The legendary gullwing coupé was the first true sports-car to be developed by Daimler-Benz after the war.
This development was initiated by Max Hoffman, a US-American citizen of Austrian extraction, who had been the official importer of Mercedes-Benz cars since September 1952.
For the board of directors of Daimler-Benz, Hoffman’s plan to sell sportscars with the Mercedes star on the bonnet, was a welcome opportunity to open the US-market for Daimler-Benz and so they were easily persuaded: In September 1953 the development of two sports-car models was launched.
The serial version of the 300 SL, which was presented as the result of this development in February 1954 at the “International Motor Sports Show” in New York, was based on the racing-car of the 1952 season.
Its salient feature was taken from this racing-car, the unusual doors, which earned the car the nickname “gullwing” in English-speaking countries.
This unusual design solution was not intended as a publicity stunt, but, as had been the case with the racing car, from a construction point of view, this was an absolute necessity.
The tubular space frame, derived from the SL racing-car, which weighed a mere 50 kg, had the drawback that because of its overall height conventional doors were simply not feasible.
The streamlined body concealed several other novelties: for the first time fuel injection was used in a serial car by Mercedes-Benz; this resulted in an increase of horse power of 40 hp as compared to the carburettor racing car model.
The motor was inclined towards the side, in order to ensure a flat and streamlined front design.
The lightweight construction – the complete car with spare tire, tools and fuel weighed only 1295 kg – led to the sensational driving performance of the 300 SL: Depending on rear axle transmission a maximum speed of 235 kph to 260 kph could be achieved.
From August 1954 until May 1957 1,400 units were built in Sindelfingen, 29 of them with a light-alloy body and one test vehicle with a plastic body.
This individual car with a glassfibre reinforced body can easily be recognized by two features: there are additional indicators on the front mud guards, which had also been carried over from the 220 a, and there were bigger gaps between its door panels, so that there is no flush surface when the doors are closed.
At the Geneva Motor Show in March 1957, a roadster was presented as the successor of the gullwing model.
Like its predecessor this was an initiative by Max Hoffman – he had urged Daimler-Benz for some time to build an open version of the 300 SL model, as in his view the sales opportunities for this kind of car to be particularly good.
Technically the roadster corresponded more or less to the coupé. By modifying lateral portions of the space frame entry height was so much reduced that normal doors could now be incorporated.
Rear axle suspension was completely revised and improved: the single joint cross shaft axle of the 220 a with lowered pivot was adjusted and incorporated into the 300 SL Roadster.
For the first time it was fitted with a compensating spring. Compared to the original jointed cross shaft axle of the gullwing coupé, the roadster delivered a far better performance.

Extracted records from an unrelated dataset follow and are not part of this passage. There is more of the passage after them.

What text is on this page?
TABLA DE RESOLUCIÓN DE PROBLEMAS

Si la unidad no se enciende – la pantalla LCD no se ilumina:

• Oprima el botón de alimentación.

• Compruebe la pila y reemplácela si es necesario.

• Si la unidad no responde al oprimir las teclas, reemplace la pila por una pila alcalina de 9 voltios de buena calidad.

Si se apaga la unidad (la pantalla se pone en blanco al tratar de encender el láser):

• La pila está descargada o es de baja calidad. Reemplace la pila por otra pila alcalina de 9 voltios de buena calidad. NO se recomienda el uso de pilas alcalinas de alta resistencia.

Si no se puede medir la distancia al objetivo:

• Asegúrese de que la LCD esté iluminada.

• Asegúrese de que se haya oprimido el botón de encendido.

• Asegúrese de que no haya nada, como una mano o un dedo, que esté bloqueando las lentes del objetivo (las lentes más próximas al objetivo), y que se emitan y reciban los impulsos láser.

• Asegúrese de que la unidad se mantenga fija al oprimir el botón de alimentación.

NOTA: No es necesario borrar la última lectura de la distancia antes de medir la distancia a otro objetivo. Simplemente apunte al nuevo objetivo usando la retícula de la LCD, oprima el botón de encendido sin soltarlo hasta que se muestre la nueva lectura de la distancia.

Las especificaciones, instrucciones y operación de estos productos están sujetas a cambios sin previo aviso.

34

From October 1958, a removable hardtop was available as special equipment at an extra cost of 1,500 DM. Remarkable features were the rear window, which extended far around the corners and the attractively styled design of the hardtop.
Of the technical changes, which were undertaken during the following six years, two should be mentioned: In March 1961, the 300 SL model was fitted with Dunlop disk brakes at the front and rear wheels and from March 1962 a modified engine with a light-alloy block was incorporated.
A special version of the 300 SL Roadster should be mentioned at this point: the two 300 SLS models which were built for the American Sports Car Championship competition.
The reason, why these special versions were built was the fact that, once production of the roadster had been started, the car was to be used in publicity sportscar competitions in order to boost sales.
However, The “Sports Car Club of America” refused to admit the standard serial version of the car to the “standard production”-category during the 1957 season.
In order to have a chance in the only possible sports car Category D, the serial roadster was trimmed down as much as possible and made into an SLS model.
The exterior of the 300 SLS is characterised by missing bumpers, a special cockpit cover with air admission ducts, a small racing-type wind-screen and a roll bar behind the drivers seat.
In any case, the work carried out by the Daimler-Benz testing department was successful: Paul O’Shea won the American Sports Car Championship in the Category D with a clear lead.
Production of the 300 SL and the 190 SL in Sindelfingen ceased on 8 February 1963. This date marks the end of an epoch for Daimler Benz: as the production of the 300 saloon had ceased in March 1962, this meant that there were no longer any cars with a separate chassis being produced.
Both versions of the 300 SL, roadster and gullwing coupé, were collectors’ cars right from the start and still have not lost any of their fascination; they have been amongst the most sought after and valuable classic cars for many years now.